Pro Tools 9: The Re-boot

What do you call it when most of your "new/needed features" on your favorite DAW wishlist comes true? If you've been a Pro Tools LE or M-Audio M-Powered user, you call it Pro Tools 9.


After years of users forum requests, complaints and demands, Avid has decided to join the club and make Pro Tools 9 free from any proprietary hardware restraints. No more having to tote around some kind of interface with your laptop, even if you only wanted to mix or edit.  It will run on ASIO or Core Audio drivers. And in perhaps even bigger news, ADC or "automatic delay compensation" has been unlocked, so now you can use as many look-ahead plugins as you want, without having to get out a calculator or use a third-party compensation trick. MP3 mixdown is now included at no extra charge. A timecode ruler, full Beat Detective editing, up to 96 tracks, 256 buses and 32 simultaneous inputs are previously HD level-only options that are now available to all. If you have an HD rig, you can license your laptop and edit and mix on it as well.

Pro Tools 9 ($599) comes on a single install disc, with no more LE or M-Powered versions. HD users get every feature included, while LE or M-Powered upgraders get most of them, and even more can be had by buying the optional Complete Production Toolkit 2, ($1995) giving you all of HD save the hardware-specific features like TDM plug-ins. You can check out the features comparison here: Pro Tools 9 Features.                                                                                                                                                                
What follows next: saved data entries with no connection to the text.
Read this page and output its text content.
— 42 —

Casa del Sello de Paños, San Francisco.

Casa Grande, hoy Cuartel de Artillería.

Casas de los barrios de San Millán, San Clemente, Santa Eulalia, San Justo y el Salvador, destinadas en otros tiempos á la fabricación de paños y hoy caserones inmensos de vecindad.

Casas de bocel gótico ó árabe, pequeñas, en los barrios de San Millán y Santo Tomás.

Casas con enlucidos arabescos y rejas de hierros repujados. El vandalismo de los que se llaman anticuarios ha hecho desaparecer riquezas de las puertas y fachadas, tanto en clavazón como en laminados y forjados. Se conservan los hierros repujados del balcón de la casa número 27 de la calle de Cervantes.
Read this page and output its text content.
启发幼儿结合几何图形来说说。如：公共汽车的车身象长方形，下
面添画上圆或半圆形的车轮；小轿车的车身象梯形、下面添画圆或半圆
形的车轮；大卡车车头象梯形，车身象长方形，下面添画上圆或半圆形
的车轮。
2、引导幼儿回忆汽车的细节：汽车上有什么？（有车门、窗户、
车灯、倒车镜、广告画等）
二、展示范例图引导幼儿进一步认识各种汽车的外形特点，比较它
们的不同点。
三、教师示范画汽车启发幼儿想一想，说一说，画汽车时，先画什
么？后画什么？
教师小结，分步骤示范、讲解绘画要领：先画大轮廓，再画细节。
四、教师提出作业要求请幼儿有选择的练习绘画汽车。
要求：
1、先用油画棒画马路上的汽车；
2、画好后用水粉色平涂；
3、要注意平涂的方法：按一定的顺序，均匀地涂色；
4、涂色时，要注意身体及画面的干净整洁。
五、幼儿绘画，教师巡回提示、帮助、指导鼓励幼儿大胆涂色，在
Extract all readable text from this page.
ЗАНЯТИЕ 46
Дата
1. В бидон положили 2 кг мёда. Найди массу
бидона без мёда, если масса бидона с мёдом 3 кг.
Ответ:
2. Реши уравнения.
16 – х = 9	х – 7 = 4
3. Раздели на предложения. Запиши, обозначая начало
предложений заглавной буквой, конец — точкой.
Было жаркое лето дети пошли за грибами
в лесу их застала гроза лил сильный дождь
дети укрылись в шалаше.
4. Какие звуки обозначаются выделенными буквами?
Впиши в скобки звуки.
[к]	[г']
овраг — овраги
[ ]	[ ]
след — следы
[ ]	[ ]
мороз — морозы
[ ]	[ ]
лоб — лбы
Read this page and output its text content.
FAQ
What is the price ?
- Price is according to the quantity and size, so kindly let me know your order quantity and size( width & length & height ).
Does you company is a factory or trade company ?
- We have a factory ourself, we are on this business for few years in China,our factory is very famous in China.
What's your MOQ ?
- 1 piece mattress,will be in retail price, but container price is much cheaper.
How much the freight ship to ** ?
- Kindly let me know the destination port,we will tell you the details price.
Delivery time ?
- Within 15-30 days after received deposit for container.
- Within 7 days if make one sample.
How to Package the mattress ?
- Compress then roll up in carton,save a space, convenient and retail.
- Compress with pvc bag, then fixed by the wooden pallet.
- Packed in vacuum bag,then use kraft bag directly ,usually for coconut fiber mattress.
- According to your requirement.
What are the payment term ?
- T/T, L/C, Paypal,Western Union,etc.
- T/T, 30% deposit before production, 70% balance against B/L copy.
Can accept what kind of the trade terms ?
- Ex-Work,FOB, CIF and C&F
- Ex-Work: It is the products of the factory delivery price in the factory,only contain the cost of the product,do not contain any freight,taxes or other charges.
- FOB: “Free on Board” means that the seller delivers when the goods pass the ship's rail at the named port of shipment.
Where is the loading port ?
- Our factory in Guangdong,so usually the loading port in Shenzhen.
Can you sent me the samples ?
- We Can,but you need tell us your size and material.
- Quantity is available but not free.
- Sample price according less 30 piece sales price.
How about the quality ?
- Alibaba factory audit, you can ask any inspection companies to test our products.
 I've still got XP Pro on my studio machine, running Pro Tools 8. Pro Tools 9 requires Windows 7, but there are some reports of getting it working on XP.  Mac OS 10.6 is the minimum Apple OS, so I loaded it on my MacBook Pro and took it for a spin. I installed it on top of Pro Tools 8 without a glitch. All of my plug-ins worked and the process was quick and easy. Pro Tools 9 is visually identical to PT8 (which I like), with an easy-on-the-eyes color scheme.    


If you are looking to get into a DAW for the first trime, or have not tried Pro Tools because of the previous restrictions, Pro Tools 9 is a great move by Avid towards changing the definition of "industry standard" from being "the DAW used in major studios" to "the DAW on everyone's laptop".